His first feature Badlands (undoubtedly one of the greatest debuts ever made) sees Bonnie and Clyde style outlaws Kit and Holly on the run from the law, straight into the desolate heart of America. In the drop dead gorgeous Days of Heaven, it’s a steel worker and his girl who run away to hide on a farm in the wheat belt; More outcasts hiding in nature. The Thin Red Line goes a step further and looks at mother nature and man made horror living side by side; It’s characters delivering their pondering musings on both topics in multiple voice overs. Malick’s most recent offering, The New World retells a story of love between, man in a foreign land, Captain Smith and (an unnamed) Pocahontas; Once again, something alien and native to their surroundings living together.

After Badlands Malick started to develop, what Jim Caviezel would call, his painters way of directing; He scrapped the conventional ’set up/shoot/print’ way of working and began, on Days of Heaven (and every subsequent film) to encourage an almost improvisational shooting style and a tendency to leave as much of the written script as possible in the bin, which has often ran his footage into the ‘millions of feet’ territory. On The New World Malick even went as far as drawing up a Dogme’95 style set of rules which encouraged second filming units to “wander off and experiment”. It’s this free form approach, especially in the editing room which has caused Malick some serious problems in studio world.

Not even taking into consideration his obviously challenging transcendental, overtly philosophical unhollywood themes and literary quirks that run through his films, it’s Malick’s notoriously long shoots and ’slowness’ on set that has left him with as many detractors in the studios as he has devotees in the cinema. Actors too have often been left gritting their teeth on the wayside. Billy Bob Thornton infamously delivered three and a half hours of voice over for The Thin Red Line only to have all of it left on the cutting room floor; Gary Oldman, Viggo Mortenson, Mickey Rourke and Martin Sheen all suffering the same fate during the films massive post production period.

What was left of course remains perhaps the ultimate (and most beautiful) feature set during, but not really about, war. Shunned by the academy and most cineplex audiences as “too arty” at the time of it’s release, the film has since gained a monumental reputation and still remains, for me, to this day, one of my favorite cinema experiences.

Is Malick’s resistance to a conventional style of film making what draws people to him? It it his reluctance to discuss his films and his story telling that lets others build his myth as a film maker?; Perhaps most importantly though, is that all to change?

It must be noted that with the upcoming The Tree of Life, his career output is set to double; More films in the last twelve years than within  the remainder of his career.
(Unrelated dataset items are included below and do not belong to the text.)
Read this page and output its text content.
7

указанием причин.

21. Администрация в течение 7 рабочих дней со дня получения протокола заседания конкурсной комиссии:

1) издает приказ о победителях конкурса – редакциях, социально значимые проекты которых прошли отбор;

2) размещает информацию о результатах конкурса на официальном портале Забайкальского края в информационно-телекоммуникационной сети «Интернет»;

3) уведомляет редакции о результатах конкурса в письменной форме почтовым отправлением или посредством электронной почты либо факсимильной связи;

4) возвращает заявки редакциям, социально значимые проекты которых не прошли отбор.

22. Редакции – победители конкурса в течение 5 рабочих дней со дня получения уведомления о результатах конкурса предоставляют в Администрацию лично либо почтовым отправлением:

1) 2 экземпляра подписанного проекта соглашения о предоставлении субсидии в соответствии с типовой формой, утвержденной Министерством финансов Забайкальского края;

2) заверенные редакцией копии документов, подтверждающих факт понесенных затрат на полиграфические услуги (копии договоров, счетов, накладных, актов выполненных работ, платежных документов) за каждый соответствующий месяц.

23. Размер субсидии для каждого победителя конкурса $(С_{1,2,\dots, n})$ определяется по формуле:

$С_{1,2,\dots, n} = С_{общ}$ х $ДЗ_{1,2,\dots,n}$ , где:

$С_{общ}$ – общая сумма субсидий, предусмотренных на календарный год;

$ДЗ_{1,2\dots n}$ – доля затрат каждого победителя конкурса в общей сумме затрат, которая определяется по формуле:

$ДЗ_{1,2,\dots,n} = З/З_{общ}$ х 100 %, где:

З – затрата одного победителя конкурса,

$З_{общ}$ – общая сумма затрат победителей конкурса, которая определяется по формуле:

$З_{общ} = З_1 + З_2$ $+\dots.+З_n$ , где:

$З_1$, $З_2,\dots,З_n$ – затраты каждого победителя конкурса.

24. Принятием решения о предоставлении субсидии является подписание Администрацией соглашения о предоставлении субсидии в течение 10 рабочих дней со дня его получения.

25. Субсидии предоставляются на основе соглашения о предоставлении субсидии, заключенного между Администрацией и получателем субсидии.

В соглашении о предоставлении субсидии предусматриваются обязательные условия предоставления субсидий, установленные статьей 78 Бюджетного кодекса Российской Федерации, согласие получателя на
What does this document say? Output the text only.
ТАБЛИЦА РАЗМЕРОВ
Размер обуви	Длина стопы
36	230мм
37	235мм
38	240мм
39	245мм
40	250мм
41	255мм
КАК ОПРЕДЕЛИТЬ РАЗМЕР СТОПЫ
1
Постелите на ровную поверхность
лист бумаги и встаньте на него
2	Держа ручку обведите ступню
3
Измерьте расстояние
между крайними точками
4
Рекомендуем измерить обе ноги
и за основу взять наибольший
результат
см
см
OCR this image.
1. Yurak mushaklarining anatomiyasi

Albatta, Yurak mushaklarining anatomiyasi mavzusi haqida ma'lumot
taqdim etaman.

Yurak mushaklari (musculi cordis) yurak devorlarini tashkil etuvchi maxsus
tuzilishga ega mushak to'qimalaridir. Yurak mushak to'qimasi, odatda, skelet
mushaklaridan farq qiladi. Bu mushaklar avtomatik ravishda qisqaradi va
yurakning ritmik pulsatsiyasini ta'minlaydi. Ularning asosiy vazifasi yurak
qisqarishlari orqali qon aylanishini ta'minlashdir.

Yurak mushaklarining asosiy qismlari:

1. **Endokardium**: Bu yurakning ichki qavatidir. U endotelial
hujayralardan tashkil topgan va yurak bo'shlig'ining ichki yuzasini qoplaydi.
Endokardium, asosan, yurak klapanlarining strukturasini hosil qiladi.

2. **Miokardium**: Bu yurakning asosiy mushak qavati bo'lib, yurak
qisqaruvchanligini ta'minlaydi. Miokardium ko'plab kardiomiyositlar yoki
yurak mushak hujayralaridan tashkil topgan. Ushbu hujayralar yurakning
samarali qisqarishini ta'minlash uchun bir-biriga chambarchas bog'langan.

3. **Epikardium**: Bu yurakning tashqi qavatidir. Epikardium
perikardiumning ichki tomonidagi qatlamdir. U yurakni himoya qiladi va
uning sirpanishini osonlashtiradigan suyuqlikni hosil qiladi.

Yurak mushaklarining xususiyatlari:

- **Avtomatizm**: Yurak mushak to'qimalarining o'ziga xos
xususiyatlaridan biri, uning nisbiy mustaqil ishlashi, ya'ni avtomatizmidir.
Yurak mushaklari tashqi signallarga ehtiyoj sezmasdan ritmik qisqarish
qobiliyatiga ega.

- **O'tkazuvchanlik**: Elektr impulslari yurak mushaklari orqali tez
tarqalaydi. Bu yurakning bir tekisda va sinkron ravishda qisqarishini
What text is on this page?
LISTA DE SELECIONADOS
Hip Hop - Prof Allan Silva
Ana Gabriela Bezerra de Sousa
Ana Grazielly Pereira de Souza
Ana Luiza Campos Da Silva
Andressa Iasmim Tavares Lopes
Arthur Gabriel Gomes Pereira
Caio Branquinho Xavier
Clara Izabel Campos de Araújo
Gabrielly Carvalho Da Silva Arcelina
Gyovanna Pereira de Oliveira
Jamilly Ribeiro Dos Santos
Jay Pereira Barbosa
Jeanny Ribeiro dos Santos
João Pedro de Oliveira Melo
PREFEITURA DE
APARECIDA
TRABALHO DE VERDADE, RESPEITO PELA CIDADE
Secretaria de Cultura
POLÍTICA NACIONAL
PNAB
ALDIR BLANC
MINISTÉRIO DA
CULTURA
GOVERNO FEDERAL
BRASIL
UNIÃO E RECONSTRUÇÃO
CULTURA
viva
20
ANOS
Is Malick finally about to embrace his first real mainstream hit? Details (as always) are sketchy but the twittering-inter-blogosphere-world has joined forces into the shape of a massively geeked out sewing circle to gather the scraps. The film is a sprawling reworking of a script called Q which Malick had originally intended to be his third feature. A film about life in all forms to be set in India. Though after taking a year to edit and re-edit Days of Heaven he decided instead to take a 20 year hiatus, teaching in France.

The Tree of Life, reformed into the story of a young boy growing up in 1950’s Texas could not only be Malick’s most daring film to date it could certainly be his most personal. With Brad Pitt and Sean Penn starring and the simple plot leaving room for who knows what. With rumors of special effect mastermind Mike Fink bizarrely rendering dinosaurs (yup, dinosaurs) for the film (or rumor has it, perhaps an attached documentary) the mind boggles at what Malick is going to produce early next year… or quite possibly the year after… or the year after that…

Who knows… perhaps the cowboys will make it into town and finally rob the bank.